Mass Spectrometry Engineering Technology Research Center, Center for Advanced Measurement Science , National Institute of Metrology , Beijing 100029 , People's Republic of China.
Anal Chem. 2019 Feb 5;91(3):1826-1837. doi: 10.1021/acs.analchem.8b02759. Epub 2019 Jan 23.

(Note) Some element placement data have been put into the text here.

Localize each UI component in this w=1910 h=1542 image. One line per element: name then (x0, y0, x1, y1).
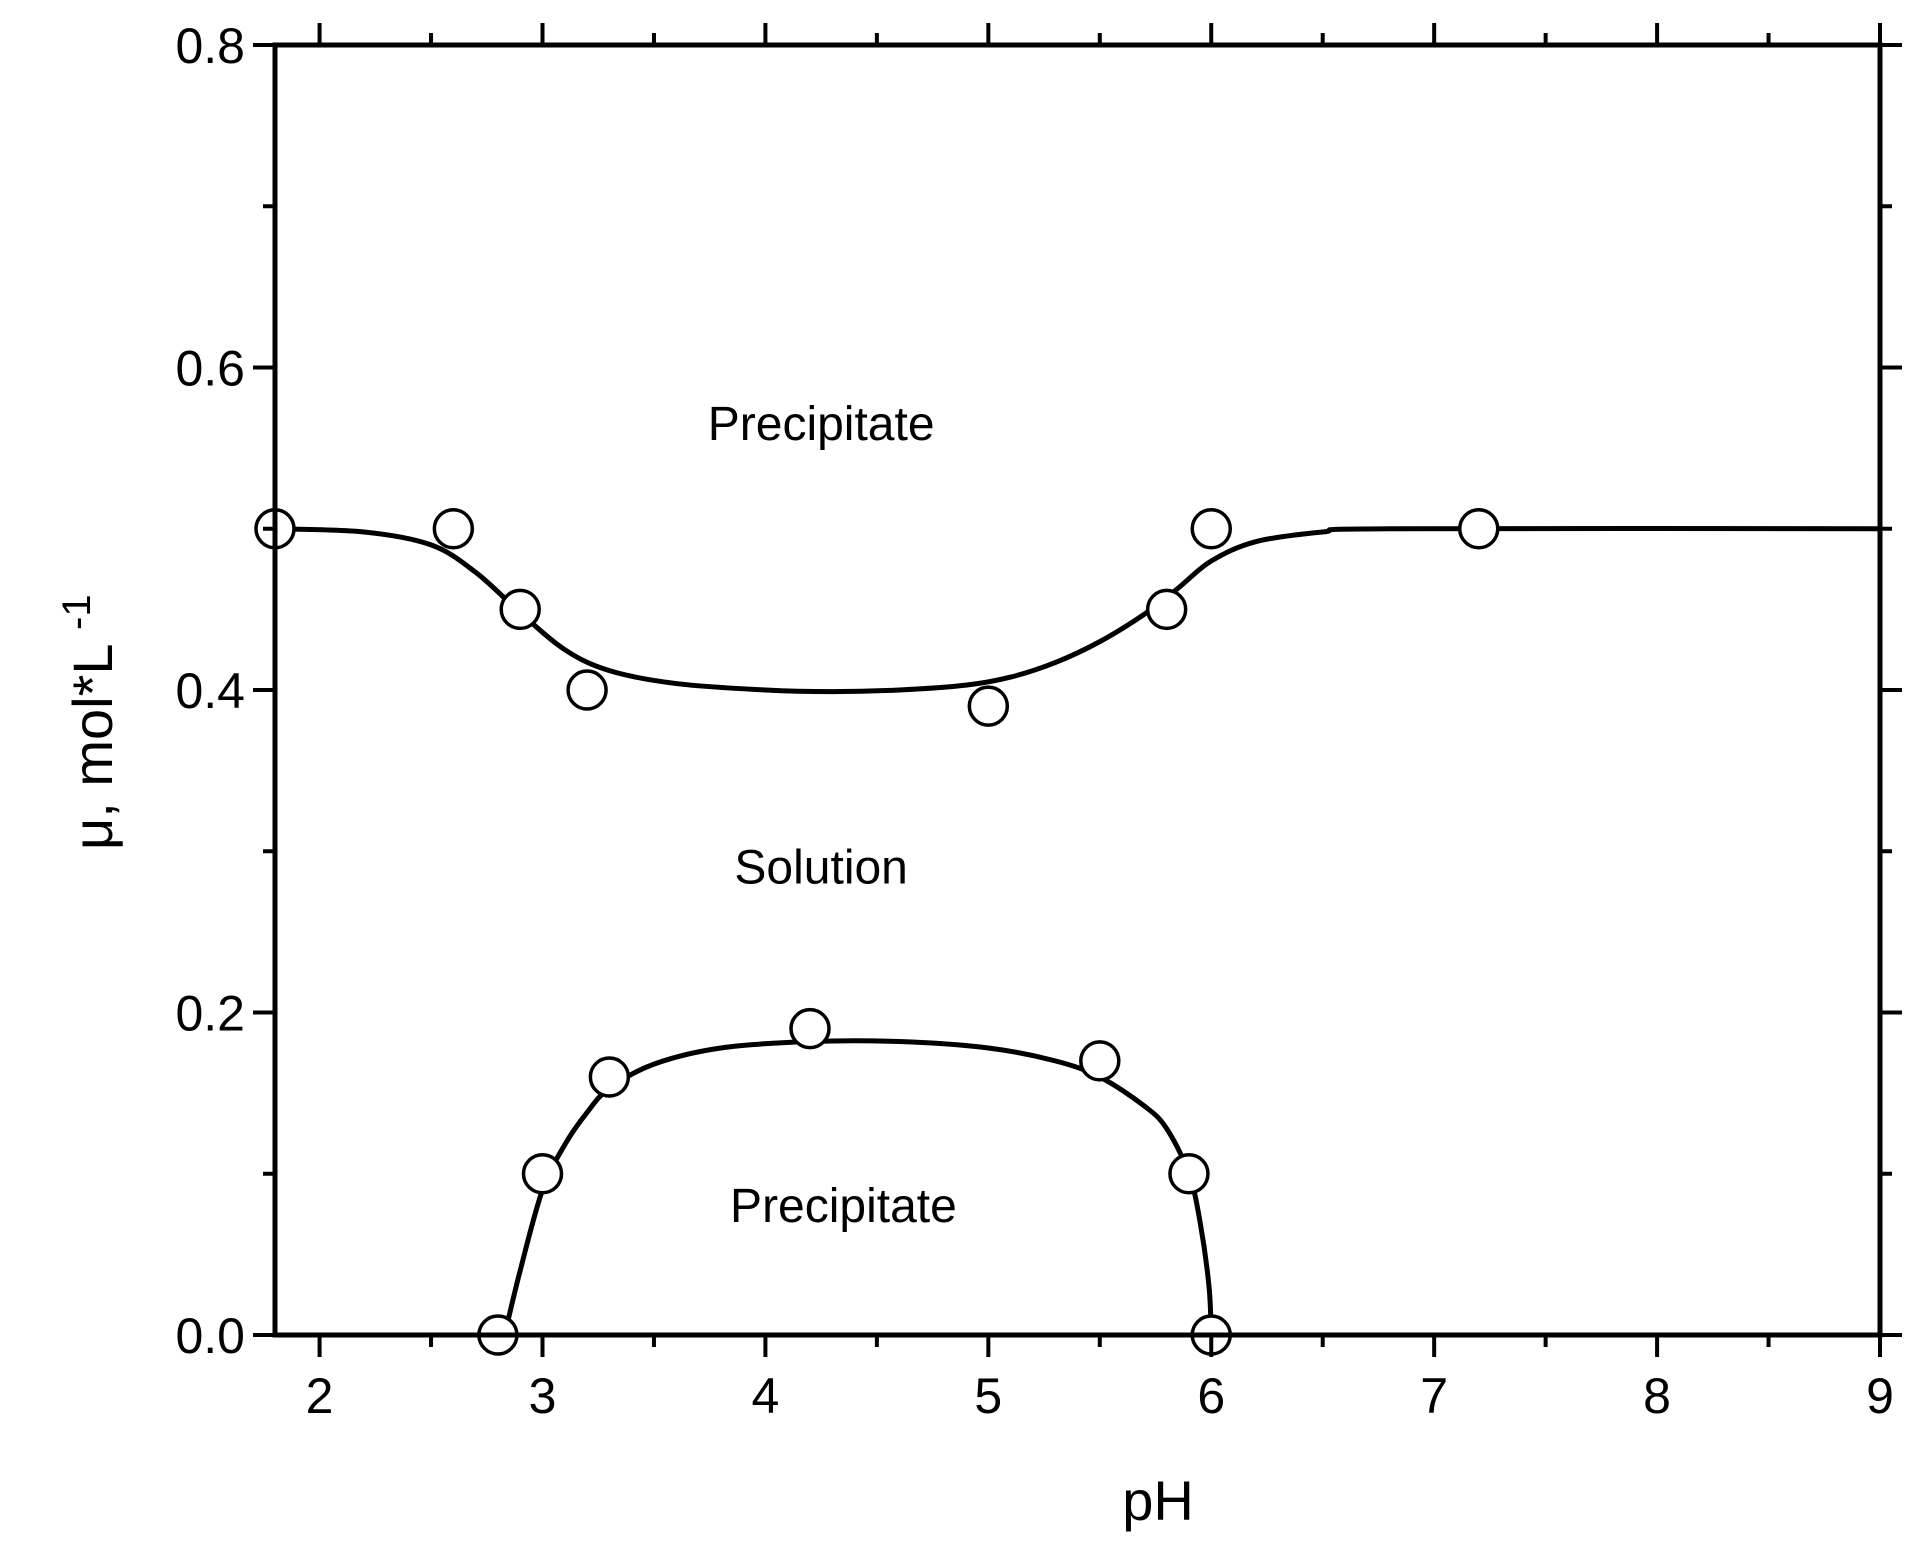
region-label: Precipitate (708, 398, 935, 451)
region-label: Precipitate (730, 1180, 957, 1233)
data-point (1168, 1153, 1210, 1195)
x-tick-label: 8 (1643, 1368, 1671, 1424)
y-tick-label: 0.4 (175, 663, 245, 719)
y-tick-label: 0.6 (175, 341, 245, 397)
data-point (499, 588, 541, 631)
x-tick-label: 2 (306, 1368, 334, 1424)
region-label: Solution (734, 842, 907, 895)
x-tick-label: 7 (1420, 1368, 1448, 1424)
ticks-layer (253, 23, 1902, 1357)
x-tick-label: 3 (529, 1368, 557, 1424)
data-point (432, 508, 475, 550)
data-point (1079, 1040, 1121, 1082)
x-tick-label: 5 (974, 1368, 1002, 1424)
y-axis-title-superscript: -1 (55, 594, 99, 630)
y-tick-label: 0.8 (175, 18, 245, 74)
y-axis-title: μ, mol*L -1 (55, 594, 124, 850)
data-point (588, 1056, 631, 1098)
data-point (1145, 588, 1188, 631)
x-tick-label: 6 (1197, 1368, 1225, 1424)
annotations-layer: Precipitate Solution Precipitate (708, 398, 957, 1233)
data-point (566, 669, 608, 711)
data-point (789, 1007, 831, 1050)
x-tick-label: 4 (752, 1368, 780, 1424)
data-point (521, 1153, 564, 1195)
data-point (967, 685, 1010, 727)
x-tick-label: 9 (1866, 1368, 1894, 1424)
y-tick-label: 0.0 (175, 1308, 245, 1364)
y-tick-label: 0.2 (175, 986, 245, 1042)
x-axis-title: pH (1122, 1469, 1194, 1532)
points-layer (254, 508, 1500, 1356)
data-point (1458, 508, 1500, 550)
tick-labels-layer: 2 3 4 5 6 7 8 9 0.0 0.2 0.4 0.6 0.8 (175, 18, 1893, 1424)
y-axis-title-main: μ, mol*L (61, 645, 124, 850)
data-point (1190, 508, 1232, 550)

Supercharging is beneficial in many ways to the analysis of proteins by mass spectrometry (MS). In this work, a novel supercharging method was developed. It made use of our previously developed ionization technique: namely, polarity reversed nanoelectrospray ionization (PR-nESI) for the ionization of proteins. Supercharging of proteins was achieved by just adding 1-10 mM of a salt to the sample, such as sodium chloride (NaCl). The charge state of proteins obtained by our method was significantly higher than that by nano-ESI with 1% (v/v) acetic acid (HAc). Different kinds of salts were investigated. Salts with strong acid anions were capable of supercharging proteins, including chlorides, bromides, iodides, and nitrates. The signal intensity and signal to noise ratio ( S/ N) of proteins were increased at the same time. Phosphates were also found to have a supercharging effect, due to the fact that phosphoric acid was a medium-strong acid. In comparison, salts with weak acid anions had no supercharging effect, such as carbonates, sulfides, acetates, and formates. The species of the salt anion was critical to the supercharging effect, while the species of the salt cation showed little influence on the supercharging effect. Investigations were made into the mechanism of our method. The supercharging effect was caused by interactions between protein molecules and salt anions, as well as the influence of protons. The present work offered us an alternative way for the supercharging of proteins. The use of common salts for supercharging made the procedure more convenient. The concentration of salts needed for supercharging was much lower than those conventionally used for supercharging reagents. Taking into consideration the fact that many biological samples are buffered with phosphates and chlorides, these samples could be directly supercharged by our method without any additional additives. Furthermore, as many salts are nontoxic and can easily be found in a chemical laboratory, the use of salts for supercharging would be a much more practical and economical choice. In addition, the present work also furthered our understandings about the mechanism of supercharging, as well as electrospray.
电喷雾离子化(ESI)是目前应用最广泛的质谱(MS)样品离子化技术之一。然而,ESI 过程中形成的多电荷态离子的效率通常较低,这限制了 MS 对低丰度蛋白质的检测能力。为了克服这一限制,人们开发了多种增强离子化效率的技术,例如电喷雾辅助解吸电离(DESI)和基质辅助激光解吸电离(MALDI)。这些技术虽然可以提高蛋白质的检测灵敏度,但它们的应用范围和效率仍然存在一定的局限性。
在本研究中,我们开发了一种新的增强蛋白质电喷雾离子化效率的方法,即盐增强电喷雾离子化(SE-ESI)。该方法利用了我们之前开发的极性反转纳米电喷雾离子化(PR-nESI)技术,通过在样品中添加 1-10 mM 的盐(如氯化钠(NaCl))来实现蛋白质的多电荷态离子化。与传统的 ESI 相比,我们的方法可以显著提高蛋白质的电荷状态,同时提高蛋白质的信号强度和信噪比(S/N)。
我们研究了不同类型的盐对蛋白质 SE-ESI 的影响。结果表明,具有强酸阴离子的盐(如氯化物、溴化物、碘化物和硝酸盐)可以增强蛋白质的离子化效率,而具有弱酸阴离子的盐(如碳酸盐、硫化物、醋酸盐和甲酸盐)则没有增强效果。此外,我们还发现磷酸盐也具有增强效果,这是因为磷酸是一种中强酸。
盐阴离子的种类对 SE-ESI 效果至关重要,而盐阳离子的种类则影响较小。我们进一步研究了 SE-ESI 的机制,发现蛋白质分子与盐阴离子之间的相互作用以及质子的影响是导致 SE-ESI 增强效果的主要原因。
本研究为蛋白质的多电荷态离子化提供了一种新的方法,利用常见的盐作为增强剂可以使实验操作更加简便。与传统的增强剂相比,我们的方法所需盐的浓度更低。此外,由于许多生物样品中都含有磷酸盐和氯化物等缓冲盐,因此可以直接使用我们的方法对这些样品进行增强,无需添加额外的添加剂。
总之,我们的研究结果表明,盐增强电喷雾离子化是一种简单、高效、实用的蛋白质离子化方法,具有广泛的应用前景。